February 28, 2011
Sr. Helen Hadcock explains the meaning of the San Damiano Cross.


Sr. Helen Hadcock explains the meaning of the San Damiano Cross.


Before his conversion, St. Francis of Assisi was a young man with a generous heart. Unlike his parents, he yearned for more than money. Life was too short to be spent acquiring material wealth.

So Francis began to pray and search for God in his daily life. He began walking in the forested areas near Assisi, Italy, and discovered abandoned, dilapidated chapels. He would stop and pray.

One day, while praying before the icon of the crucified Christ at San Damiano Church, the eyes of the icon opened and the head nodded forward toward Francis. From the cross Jesus spoke in a clear and tender voice, “Francis, don’t you see that my house is falling into ruin? Go, then and rebuild it for me.”

The original cross, about six feet tall by four feet wide, is a painting on linen glued to walnut. The cross emphasizes the divinity of Christ and is inspired by John’s Gospel. An unknown Syrian monk painted it in the 11th century. It presently hangs in the Basilica of Saint Clare in Assisi. Franciscans cherish this cross as the symbol of their mission from God.

Currently Edmonton’s Franciscan Sisters of the Atonement are holding a series of workshops about the cross at the Franciscan Centre, 11035-92 St.

During the first session on Feb. 16, Sister Helen Hadcock, the centre’s director, gave each participant a small replica of the San Damiano Cross and explained the myriad details on the crucifix and their meaning.

The cross is of a type sometimes called an icon cross because besides the main figure, it contains images of other saints and people related to Christ’s crucifixion. It was one of a number of crosses painted with similar figures at the time with the purpose of teaching the meaning of the crucifixion and thereby strengthening the faith of the people.


“The reason why I’m holding these sessions is that part of our charism of atonement is helping individuals to become at one with themselves, at one with God and at one with their neighbours,” Hadcock said in an interview.

San Damiano Cross

San Damiano Cross

‘“It’s to help people grow in their faith, grow in their knowledge of God in their daily lives.”

Following his encounter with Jesus at San Damiano Chapel, Francis awakened to a new fervour to imitate the crucified Christ. He had found his purpose in life. He began to repair San Damiano and other dilapidated chapels in the area.

Slowly he began to realize that the crucified Lord was asking him to repair the universal Church. The Church had become wealthy and powerful and Francis’ mission involved calling Church leaders and members to Gospel simplicity and to imitate Christ.

For Francis, it began by serving lepers and poor people with dignity as he himself embraced a life of poverty. He preached in churches and on the streets about the necessity to follow Jesus Christ. Other men were attracted to the poor man of Assisi and thus Francis founded the Franciscan order. Women too were attracted to his preaching and sought a life of prayer and service to the poor.

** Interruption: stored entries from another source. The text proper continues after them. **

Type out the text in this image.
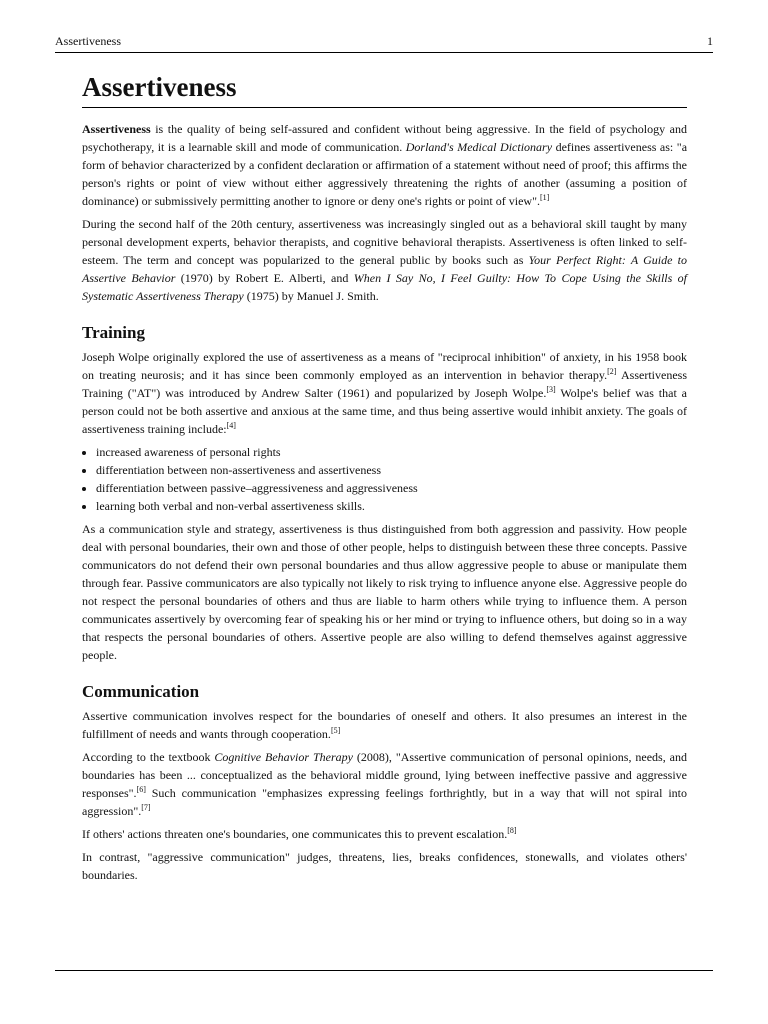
Assertiveness	1
Assertiveness

Assertiveness is the quality of being self-assured and confident without being aggressive. In the field of psychology and psychotherapy, it is a learnable skill and mode of communication. Dorland's Medical Dictionary defines assertiveness as: "a form of behavior characterized by a confident declaration or affirmation of a statement without need of proof; this affirms the person's rights or point of view without either aggressively threatening the rights of another (assuming a position of dominance) or submissively permitting another to ignore or deny one's rights or point of view".[1]

During the second half of the 20th century, assertiveness was increasingly singled out as a behavioral skill taught by many personal development experts, behavior therapists, and cognitive behavioral therapists. Assertiveness is often linked to self-esteem. The term and concept was popularized to the general public by books such as Your Perfect Right: A Guide to Assertive Behavior (1970) by Robert E. Alberti, and When I Say No, I Feel Guilty: How To Cope Using the Skills of Systematic Assertiveness Therapy (1975) by Manuel J. Smith.

Training

Joseph Wolpe originally explored the use of assertiveness as a means of "reciprocal inhibition" of anxiety, in his 1958 book on treating neurosis; and it has since been commonly employed as an intervention in behavior therapy.[2] Assertiveness Training ("AT") was introduced by Andrew Salter (1961) and popularized by Joseph Wolpe.[3] Wolpe's belief was that a person could not be both assertive and anxious at the same time, and thus being assertive would inhibit anxiety. The goals of assertiveness training include:[4]

• increased awareness of personal rights
• differentiation between non-assertiveness and assertiveness
• differentiation between passive–aggressiveness and aggressiveness
• learning both verbal and non-verbal assertiveness skills.

As a communication style and strategy, assertiveness is thus distinguished from both aggression and passivity. How people deal with personal boundaries, their own and those of other people, helps to distinguish between these three concepts. Passive communicators do not defend their own personal boundaries and thus allow aggressive people to abuse or manipulate them through fear. Passive communicators are also typically not likely to risk trying to influence anyone else. Aggressive people do not respect the personal boundaries of others and thus are liable to harm others while trying to influence them. A person communicates assertively by overcoming fear of speaking his or her mind or trying to influence others, but doing so in a way that respects the personal boundaries of others. Assertive people are also willing to defend themselves against aggressive people.

Communication

Assertive communication involves respect for the boundaries of oneself and others. It also presumes an interest in the fulfillment of needs and wants through cooperation.[5]

According to the textbook Cognitive Behavior Therapy (2008), "Assertive communication of personal opinions, needs, and boundaries has been ... conceptualized as the behavioral middle ground, lying between ineffective passive and aggressive responses".[6] Such communication "emphasizes expressing feelings forthrightly, but in a way that will not spiral into aggression".[7]

If others' actions threaten one's boundaries, one communicates this to prevent escalation.[8]

In contrast, "aggressive communication" judges, threatens, lies, breaks confidences, stonewalls, and violates others' boundaries.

Franciscans treasure the San Damiano Cross because it symbolizes their mission from God to commit their lives and resources to renew and rebuild the Church in the power of God.


“The cross is important because it brings you into the presence of God,” explained Hadcock. “When you meditate upon the icon you get to know who Jesus Christ is, you get to know of his suffering, of his tremendous love and what a teacher he was.”

Jesus Christ is represented both as wounded and strong on the cross. He stands upright and resolute, projecting the life of divine nature in a body pierced by nails in the hands and feet, by the crown of thorns on his head, and by the soldier’s lance in his side.

“This is not the agonizing Jesus,” said Hadcock. “It’s a Jesus who is in control, confident and unafraid.”

The next largest figures on the icon are the five witnesses of the crucifixion: on the left are the Virgin Mary and St. John the Evangelist, to whom Jesus entrusted his mother. On the right are St. Mary Magdalene, Mary, mother of James, and the centurion who in Mark’s Gospel proclaims, “Truly this is the Son of God.”

Ten of Jesus’ Apostles do not appear on the icon because they were hiding during the crucifixion.

During the session, Hadcock asked participants where they would place themselves during the crucifixion. The sister said she would probably place herself with the 10. Others said they would place themselves right beside Jesus.

Other sessions on the San Damiano Cross will be held Feb. 26 from 1 to 3 p.m. and March 2 from 1 to 2 p.m.